REPUBLIKA.CO.ID, VIENNA — Sebuah studi menujukkan puasa intermiten dapat menjadi kunci dari penurunan berat badan yang sehat. Puasa selang-seling disebut mirip dengan rutinitas manusia gua yang berburu untuk mengumpulkan makanan.
Hasil uji coba memperlihatkan bahwa bobot orang yang tidak makan sama sekali selama 36 jam lalu bebas menyantap apa saja selama 12 jam terpantau turun beberapa kilogram dalam satu bulan. Namun, yang sangat penting adalah sistem kekebalan tubuh mereka tetap stabil, bahkan setelah enam bulan. Hal itu bertolak belakang dengan banyak diet yang bertujuan untuk membatasi asupan kalori secara konsisten setiap hari.

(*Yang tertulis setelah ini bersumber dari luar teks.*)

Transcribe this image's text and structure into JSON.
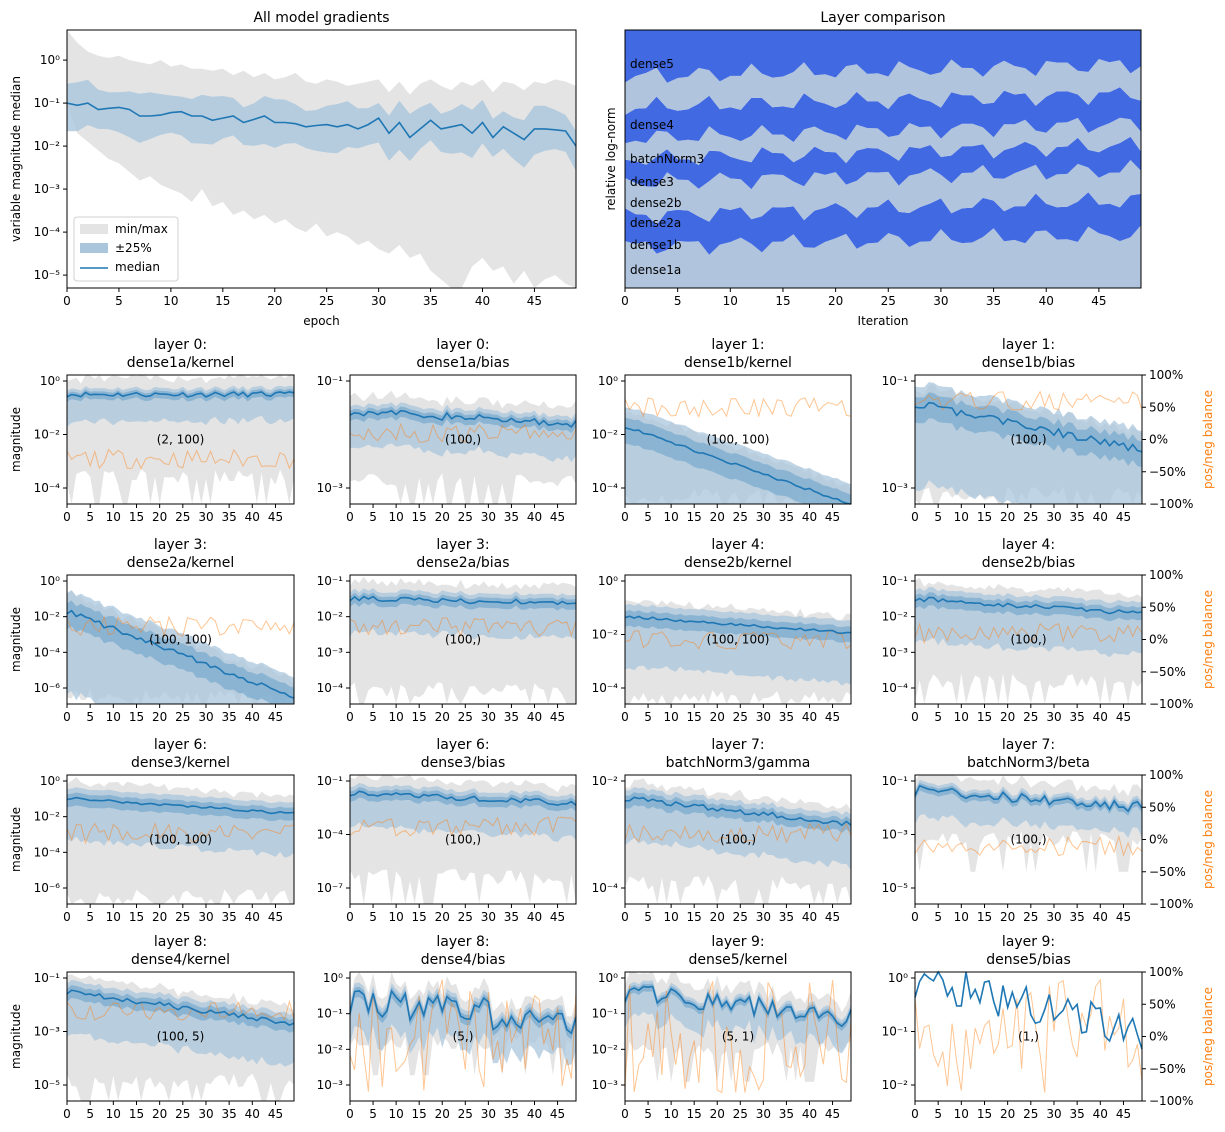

Para ilmuwan dari Universitas Graz di Austria mengatakan, kunci puasa intermiten atau alternate-day fasting (ADF) mungkin terletak pada kepatuhan dalam hal pola makan orang-orang di gua yang merupakan pemburu-pengumpul ribuan tahun lalu, ketika makanan tidak tersedia setiap hari. Namun, mereka memperingatkan bahwa mungkin tidak semua orang cocok dengan pola makan ini dan masih dibutuhkan studi lebih lanjut guna membuktikan keamanannya dalam jangka panjang.
Diterbitkan dalam jurnal Cell Metabolism, penelitian ini melibatkan 60 peserta. Mereka terbagi ke dalam kelompok puasa intermiten dan kelompok kontrol yang pesertanya diizinkan untuk makan apa pun yang mereka inginkan.

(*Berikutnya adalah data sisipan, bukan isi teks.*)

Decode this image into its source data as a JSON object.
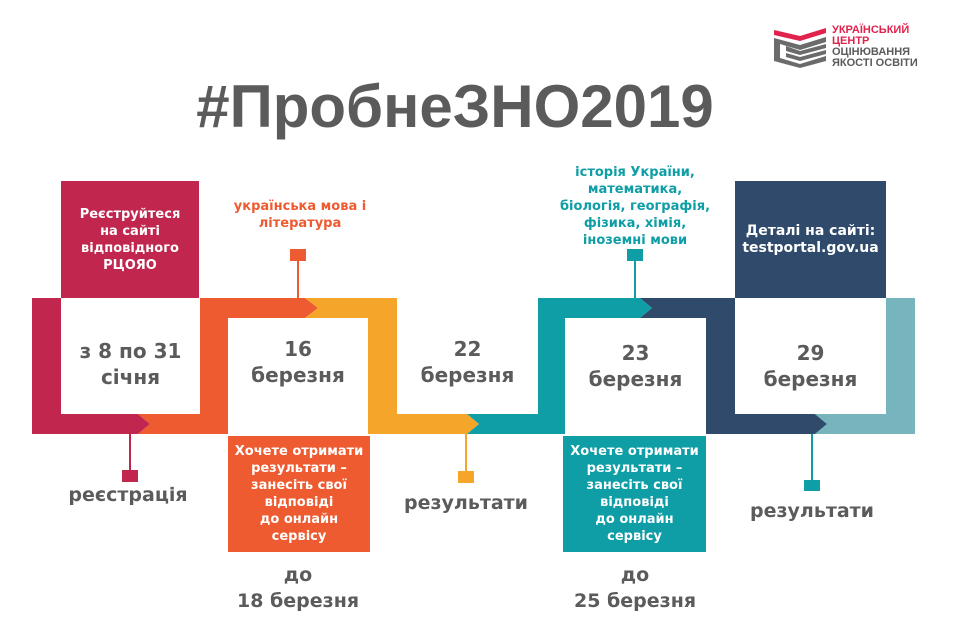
{
  "logo": {
    "line1": "УКРАЇНСЬКИЙ",
    "line2": "ЦЕНТР",
    "line3": "ОЦІНЮВАННЯ",
    "line4": "ЯКОСТІ ОСВІТИ",
    "accent_color": "#e0234d",
    "text_color": "#5b5b5b"
  },
  "title": "#ПробнеЗНО2019",
  "colors": {
    "crimson": "#c1264f",
    "orange": "#ee5b30",
    "yellow": "#f6a52b",
    "teal": "#0f9ea5",
    "navy": "#2f4a6b",
    "light_teal": "#76b4be",
    "text_gray": "#5b5b5b"
  },
  "steps": [
    {
      "date": "з 8 по 31\nсічня",
      "top_box": "Реєструйтеся\nна сайті\nвідповідного\nРЦОЯО",
      "bottom_label": "реєстрація"
    },
    {
      "date": "16\nберезня",
      "top_topic": "українська мова і\nлітература",
      "bottom_box": "Хочете отримати\nрезультати –\nзанесіть свої\nвідповіді\nдо онлайн\nсервісу",
      "deadline": "до\n18 березня"
    },
    {
      "date": "22\nберезня",
      "bottom_label": "результати"
    },
    {
      "date": "23\nберезня",
      "top_topic": "історія України,\nматематика,\nбіологія, географія,\nфізика, хімія,\nіноземні мови",
      "bottom_box": "Хочете отримати\nрезультати –\nзанесіть свої\nвідповіді\nдо онлайн\nсервісу",
      "deadline": "до\n25 березня"
    },
    {
      "date": "29\nберезня",
      "top_box": "Деталі на сайті:\ntestportal.gov.ua",
      "bottom_label": "результати"
    }
  ]
}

Kelompok peserta puasa intermiten diminta untuk mengisi buku harian makanan dan juga menjalani pemantauan glukosa terus-menerus untuk memastikan mereka tetap puasa. Para ilmuwan menemukan bahwa rata-rata para pelaku diet makan secara normal meski punya 12 jam bebas makan dalam jumlah yang tidak terbatas.
Secara keseluruhan, mereka mencapai pembatasan kalori rata-rata sekitar 35 persen dan kehilangan rata-rata 3,5 kg setelah menjalani program selama empat pekan.
"Mengapa pembatasan kalori dan puasa menyebabkan begitu banyak efek menguntungkan, belum sepenuhnya jelas, tetapi satu yang menguntungkan adalah orang-orang tidak perlu menghitung kalori makanan mereka dan bebas makan apapun selama satu hari,” kata Profesor Thomas Pieber, kepala endokrinologi di Medical University of Graz.